Nonfiction by Clara Beaumont
It was 6:00 on a dark January Manhattan evening the first time I remember spending the night with Uncle Jim. I was four years old. I carefully walked up the icy steps to the lobby of his apartment from the cab that had dropped me off, my babysitter waiting expectantly within the warm taxi for me to pull the door open and be whisked up to Uncle Jim’s apartment.
Right as I pushed the button labeled D4, a deep hurried voice came through the intercom. “Ciao bella! I’ll be down in un minute,” he relayed to me in recently learned Italian-English. Soon he appeared, wearing his typical black leather jacket, Italian box toed shoes, black jeans, and a dark button down shirt. His iconic crazy gray hair was everywhere, pushed back with his reading glasses. I skipped up to him and hugged his legs as he stepped out of the elevator and patted my back. He had no doubt just been working on some new sketches for some recent project by the looks of the pencil tucked behind his ear.
I held his hand as he playfully skipped with me down the long hallway leading to his studio apartment. We walked in and, as usual, I almost knocked over the obscure “piece of modern art” which looked more like a bunch of scribbles to my untrained childish eyes. “You break it you buy it!” he joked.
Uncle Jim’s apartment was fit more for a museum than a playground – typical New York architect style. “So, darling, we’re going out tonight!” he mockingly said with a smile and the faint hint of a deeply-buried southern accent.
As we walked hand in hand down 5th Avenue, there was no denying that I was excited to be away from my parents. Instead of being led by what seemed like a couple of idiots through a myriad of streets, I was being led by a much cooler, sleeker, hipper family member. “Can we take a caaabb?” I moaned up to Uncle Jim.
“No, honey, this is what New Yorkers do. We walk from now on,” he replied to my dismay, as he swung his messenger bag across his body.
We finally arrived at our venue for the evening, a bar near the Empire State Building. “Uncle Jim, I’m not allowed to go up there,” I said looking up at him.

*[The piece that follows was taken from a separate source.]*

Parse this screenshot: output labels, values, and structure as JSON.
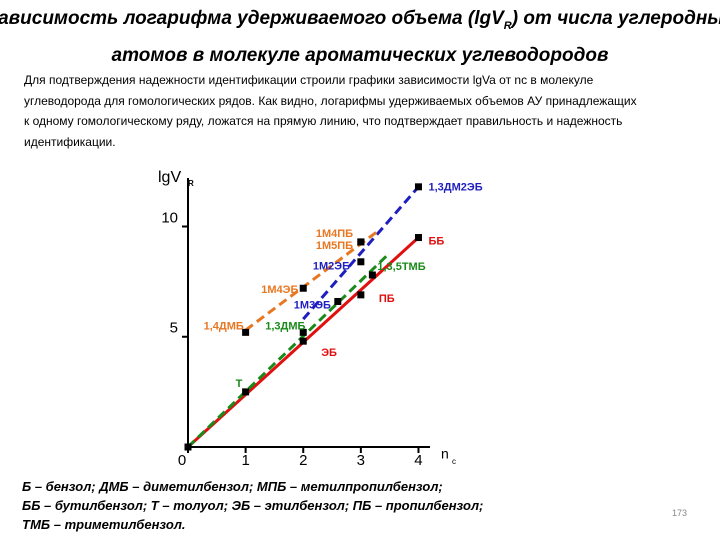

“Don’t worry, honey,” he reassured me, “just follow me.”
He waltzed into the bar, me by his side, and he seemed to know everyone. I looked up at the tall, free-standing tables and peered around the deep, plush, dark looking booths. I saw the most glamorous people I thought I’d ever seen. Uncle Jim sauntered up to the bar and greeted the bartender, one of his many friends no doubt. The Maître-D looked over at me disapprovingly, but Uncle Jim turned his head, flashed smile and the man nodded and looked away. If you were Uncle Jim, you could get away with anything.

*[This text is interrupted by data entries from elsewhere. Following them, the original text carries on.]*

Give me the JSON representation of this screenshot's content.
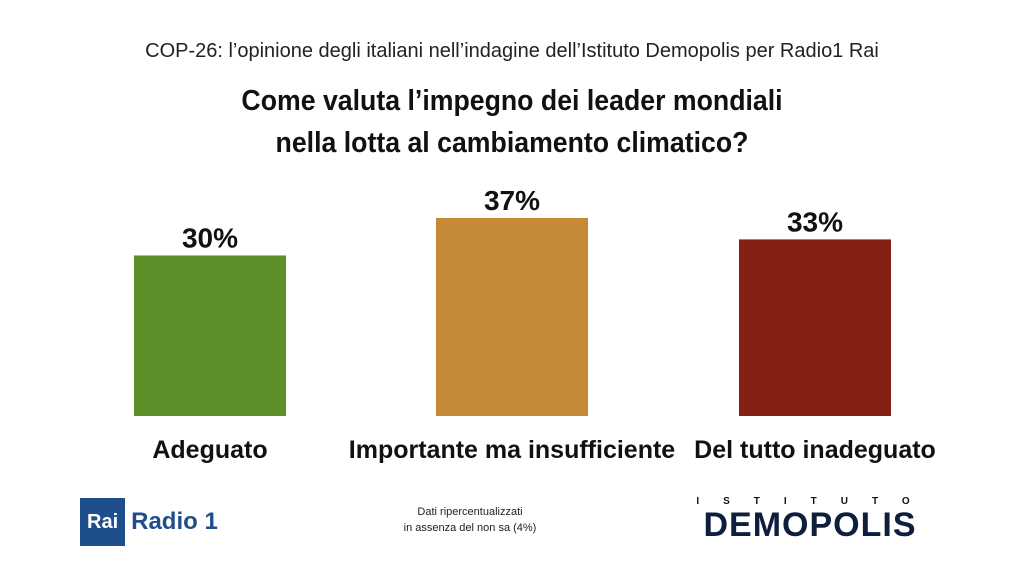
{
  "header": "COP-26: l’opinione degli italiani nell’indagine dell’Istituto Demopolis per Radio1 Rai",
  "title_line1": "Come valuta l’impegno dei leader mondiali",
  "title_line2": "nella lotta al cambiamento climatico?",
  "chart_data": {
    "type": "bar",
    "categories": [
      "Adeguato",
      "Importante ma insufficiente",
      "Del tutto inadeguato"
    ],
    "values": [
      30,
      37,
      33
    ],
    "value_labels": [
      "30%",
      "37%",
      "33%"
    ],
    "colors": [
      "#5e9029",
      "#c68936",
      "#861f13"
    ],
    "title": "Come valuta l’impegno dei leader mondiali nella lotta al cambiamento climatico?",
    "xlabel": "",
    "ylabel": "",
    "grid": false
  },
  "note_line1": "Dati ripercentualizzati",
  "note_line2": "in assenza del non sa (4%)",
  "logo_rai": "Rai",
  "logo_radio": "Radio 1",
  "logo_demopolis_sub": "ISTITUTO",
  "logo_demopolis_main": "DEMOPOLIS"
}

Since we couldn’t find two empty seats in the crowded bar, Uncle Jim picked me up and plopped me down on the bar itself. I sat there quietly, watching him sling his coat over the back of his chair as he ordered a “dry martini, up with gin.” The bartender slid the drink down the long counter, Uncle Jim plucked one of the olives up out of the tall glass and popped it into his mouth. Then he looked at me and asked me what I wanted. I ordered a Shirley Temple with extra cherries. My drink came and, as Uncle Jim popped another olive into his mouth, I did the same with my maraschino cherries.